Спустя мгновение впереди показался яркий свет, и мой друг благополучно выбрался из трухлявого пня на свет божий. Отлично. Теперь моя очередь. Я переместился к мимику, а он переместился на верхушку дерева, где я сидел секундой ранее. Отозвал Мимо, вернув его в Чертоги Разума и тут же призвал рядом с собой, после чего повторил фокус.
Залез на верхушку дерева, выстрел навесом, переместил Мимо, а после поменялся с ним местами. Знаете? Доминанта «Пространственного обмена» работала шикарно, если бы не одно «но».
Для того, чтобы добраться до Уфы, мне потребовалось сделать сто пятьдесят выстрелов. На каждое перемещение уходила примерно минута. Когда приходилось перезаряжать магазин, тратил ещё пару минут. Короткое путешествие обернулось пострелушками длиною в три часа. Это, конечно, намного быстрее, чем ехать в Уфу на вездеходе, но всё равно очень утомительно.

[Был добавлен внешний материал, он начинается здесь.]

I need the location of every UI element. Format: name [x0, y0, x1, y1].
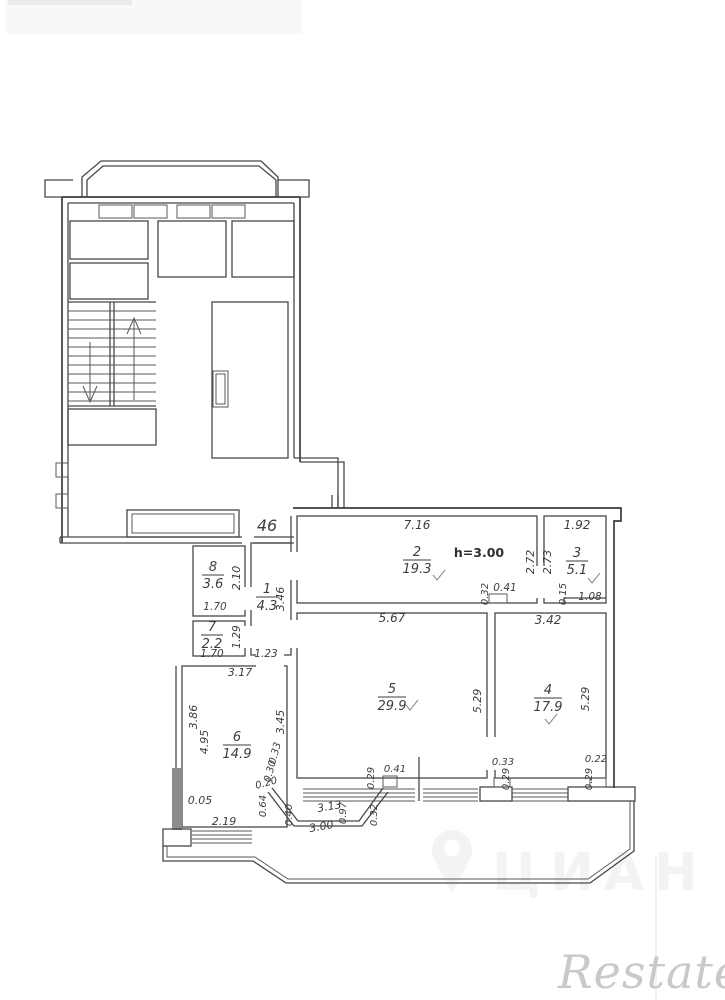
cian-watermark-text: ЦИАН — [492, 843, 708, 903]
ceiling-height-label: h=3.00 — [454, 545, 505, 560]
dimension-label: 0.22 — [585, 754, 607, 765]
top-left-stub — [45, 180, 73, 197]
window-glazing — [423, 789, 478, 801]
room-number-label: 5 — [388, 682, 396, 697]
dimension-label: 0.15 — [558, 583, 569, 605]
dimension-label: 3.45 — [274, 710, 287, 735]
cian-watermark: ЦИАН — [432, 830, 708, 903]
dimension-label: 3.86 — [187, 705, 200, 730]
dimension-label: 0.97 — [338, 801, 349, 824]
room-area-label: 2.2 — [202, 637, 223, 652]
core-room-outline — [212, 302, 288, 458]
vent-duct-box — [489, 594, 507, 603]
dimension-label: 0.32 — [480, 583, 491, 605]
dimension-label: 0.20 — [254, 775, 278, 791]
dimension-label: 3.00 — [308, 818, 334, 835]
room-number-label: 4 — [544, 683, 552, 698]
dimension-label: 2.10 — [230, 566, 243, 591]
dimension-label: 2.19 — [212, 815, 237, 828]
dimension-label: 4.95 — [198, 730, 211, 755]
bay-outline-inner — [87, 166, 276, 197]
scanned-floor-plan-page: ЦИАН — [0, 0, 725, 1000]
apartment-number-label: 46 — [257, 516, 277, 535]
dimension-label: 2.72 — [524, 550, 537, 575]
room-area-label: 4.3 — [257, 599, 278, 614]
room-area-label: 17.9 — [534, 700, 563, 715]
room-number-label: 1 — [263, 582, 271, 597]
check-mark — [433, 570, 445, 580]
dimension-label: 0.29 — [584, 768, 595, 790]
hall-bottom-wall — [60, 537, 294, 543]
dimension-label: 0.41 — [493, 582, 516, 594]
door-room-8 — [245, 587, 251, 610]
room-number-label: 7 — [208, 620, 217, 635]
room-6-solid-wall — [172, 768, 182, 830]
dimension-label: 1.23 — [254, 648, 277, 660]
top-right-stub — [278, 180, 309, 197]
dimension-label: 1.29 — [231, 625, 243, 649]
service-room-outline — [70, 221, 148, 259]
room-number-label: 8 — [209, 560, 217, 575]
vent-boxes — [99, 205, 245, 218]
dimension-label: 0.33 — [492, 757, 514, 768]
staircase — [68, 302, 156, 406]
room-area-label: 5.1 — [567, 563, 588, 578]
room-number-label: 2 — [413, 545, 421, 560]
stairwell-block — [45, 161, 344, 543]
dimension-label: 0.05 — [188, 794, 213, 807]
dimension-label: 5.29 — [471, 689, 484, 714]
under-stair-room-outline — [68, 409, 156, 445]
dimension-label: 1.92 — [564, 518, 591, 532]
service-room-outline — [232, 221, 294, 277]
entry-stub-wall — [332, 495, 338, 508]
dimension-label: 0.40 — [284, 804, 295, 826]
cian-pin-hole — [444, 840, 460, 856]
room-area-label: 19.3 — [403, 562, 432, 577]
dimension-label: 3.42 — [535, 613, 562, 627]
vent-box — [177, 205, 210, 218]
floor-plan-canvas: ЦИАН — [0, 0, 725, 1000]
dimension-label: 0.32 — [369, 804, 380, 826]
dimension-label: 0.41 — [384, 764, 406, 775]
dimension-label: 5.67 — [379, 611, 406, 625]
dimension-label: 0.29 — [501, 768, 512, 790]
vent-box — [134, 205, 167, 218]
room-number-label: 6 — [233, 730, 241, 745]
stair-up-arrow — [127, 318, 141, 400]
service-room-outline — [70, 263, 148, 299]
vent-box — [99, 205, 132, 218]
dimension-label: 5.29 — [579, 687, 592, 712]
check-mark — [406, 700, 418, 710]
stair-down-arrow — [83, 342, 97, 402]
window-glazing — [303, 789, 415, 801]
dimension-label: 3.17 — [228, 666, 253, 679]
room-area-label: 3.6 — [203, 577, 224, 592]
dimension-label: 0.64 — [258, 795, 269, 817]
window-glazing — [512, 789, 568, 801]
scan-band — [6, 0, 302, 34]
door-room-5 — [291, 620, 297, 648]
elevator-outline-inner — [132, 514, 234, 533]
wall-pier — [163, 829, 191, 846]
restate-watermark-text: Restate — [557, 945, 725, 999]
window-glazing — [192, 831, 252, 843]
dimension-label: 0.29 — [366, 767, 377, 789]
door-room-2 — [291, 552, 297, 580]
shaft-box-inner — [216, 374, 225, 404]
dimension-label: 1.70 — [203, 601, 227, 613]
wall-pier — [568, 787, 635, 801]
dimension-label: 2.73 — [541, 550, 554, 575]
check-mark — [545, 714, 557, 724]
room-number-label: 3 — [573, 546, 581, 561]
dimension-label: 7.16 — [404, 518, 431, 532]
service-room-outline — [158, 221, 226, 277]
stair-rail — [110, 302, 114, 406]
stair-steps — [68, 311, 156, 401]
dimension-labels: 7.161.922.722.730.320.410.151.085.673.42… — [187, 518, 607, 835]
scan-strip — [8, 0, 132, 5]
vent-box — [212, 205, 245, 218]
check-mark — [588, 573, 600, 583]
room-area-label: 29.9 — [378, 699, 407, 714]
room-area-label: 14.9 — [223, 747, 252, 762]
door-room-7 — [245, 626, 251, 648]
shaft-box-outer — [213, 371, 228, 407]
dimension-label: 1.08 — [578, 591, 602, 603]
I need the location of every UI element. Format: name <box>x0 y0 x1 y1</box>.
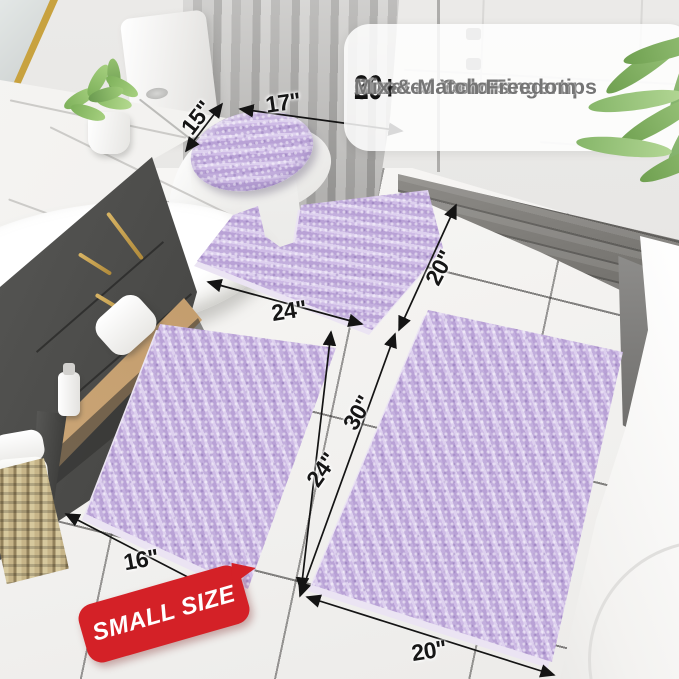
dimension-label-large-width: 20" <box>410 635 449 667</box>
bottle-cap <box>63 363 75 375</box>
toiletry-bottle <box>58 372 80 416</box>
feature-label: Mix & Match Freedom <box>354 75 576 100</box>
dimension-label-contour-width: 24" <box>270 295 309 327</box>
product-scene: 17" 15" 24" 20" 16" 24" 30" 20" ✓ 20+ Si… <box>0 0 679 679</box>
dimension-label-lid-width: 17" <box>264 87 302 119</box>
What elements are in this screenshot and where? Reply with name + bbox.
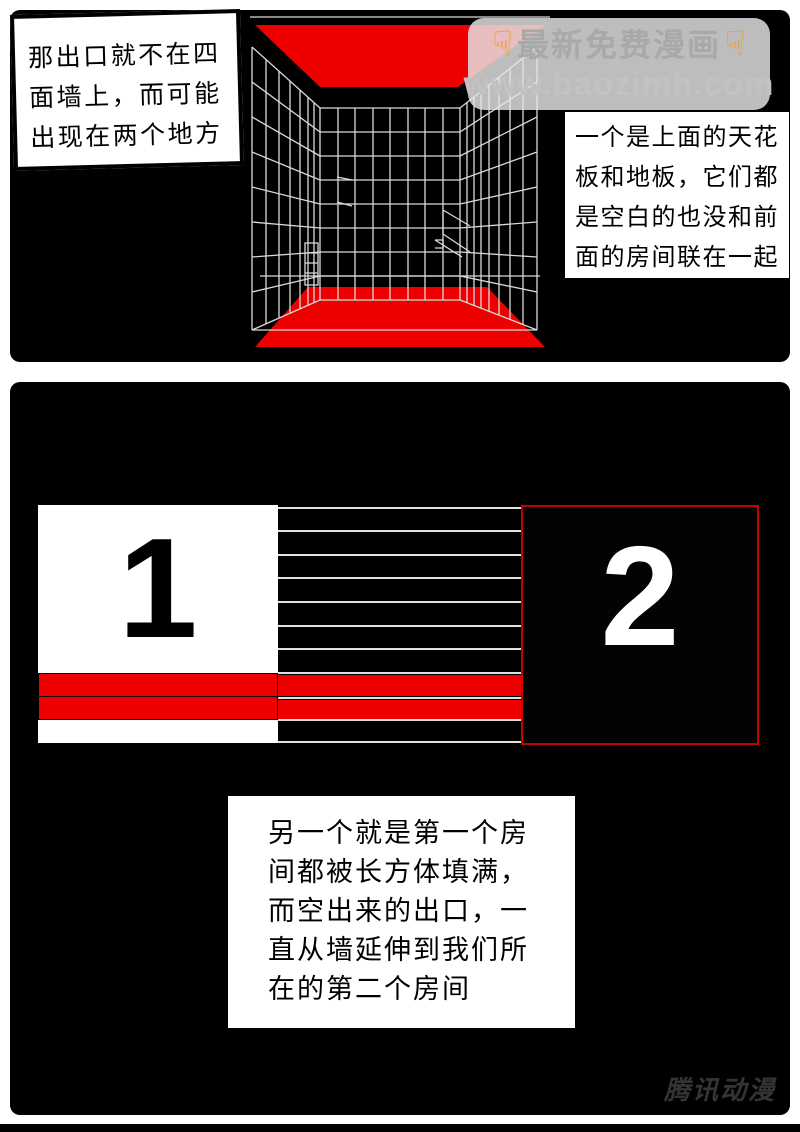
caption-box-ceiling-floor: 一个是上面的天花 板和地板，它们都 是空白的也没和前 面的房间联在一起 [565,112,789,278]
room1-box: 1 [38,505,278,743]
finger-down-icon: ☟ [492,25,513,64]
explanation-textbox: 另一个就是第一个房 间都被长方体填满， 而空出来的出口，一 直从墙延伸到我们所 … [228,796,575,1028]
explanation-line: 直从墙延伸到我们所 [268,931,535,970]
explanation-line: 另一个就是第一个房 [268,814,535,853]
watermark-title-row: ☟ 最新免费漫画 ☟ [492,25,745,64]
room1-exit-band [38,673,278,720]
finger-down-icon: ☟ [725,25,746,64]
publisher-watermark: 腾讯动漫 [664,1070,776,1107]
room2-label: 2 [523,507,757,687]
connector-exit-band-top [278,675,521,696]
connector-exit-band-bottom [278,700,521,719]
speech-bubble-line: 那出口就不在四 [28,33,225,78]
panel-top: ☟ 最新免费漫画 ☟ www.baozimh.com 那出口就不在四 面墙上，而… [10,10,790,362]
explanation-line: 间都被长方体填满， [268,853,535,892]
caption-line: 板和地板，它们都 [575,158,779,198]
caption-line: 一个是上面的天花 [575,118,779,158]
room1-label: 1 [38,505,278,673]
caption-line: 面的房间联在一起 [575,238,779,278]
watermark-title: 最新免费漫画 [517,27,721,64]
site-watermark: ☟ 最新免费漫画 ☟ www.baozimh.com [468,18,770,110]
speech-bubble-line: 面墙上，而可能 [29,73,226,118]
bottom-edge-bar [0,1124,800,1132]
speech-bubble: 那出口就不在四 面墙上，而可能 出现在两个地方 [10,9,244,171]
panel-bottom: 1 2 另一个就是第一个房 间都被长方体填满， 而空出来的出口，一 直从墙延伸到… [10,382,790,1115]
floor-red-surface [255,287,545,347]
speech-bubble-line: 出现在两个地方 [30,113,227,158]
room2-box: 2 [521,505,759,745]
rooms-connector-slabs [278,505,521,745]
watermark-url: www.baozimh.com [464,65,775,103]
explanation-line: 而空出来的出口，一 [268,892,535,931]
explanation-line: 在的第二个房间 [268,970,535,1009]
exit-band-divider [39,696,277,697]
caption-line: 是空白的也没和前 [575,198,779,238]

Я удачно рассчитал расстояние и выстрелил так, чтобы пуля упала за пределами погранзаставы. Дальше шла сельская местность, и стрелять мне резко расхотелось. Напугаю сельчан, поднимут панику, позвонят в полицию или военную комендатуру, и начнётся никому не нужный переполох.
Мимо превратился в орла и полетел на окраину Уфы.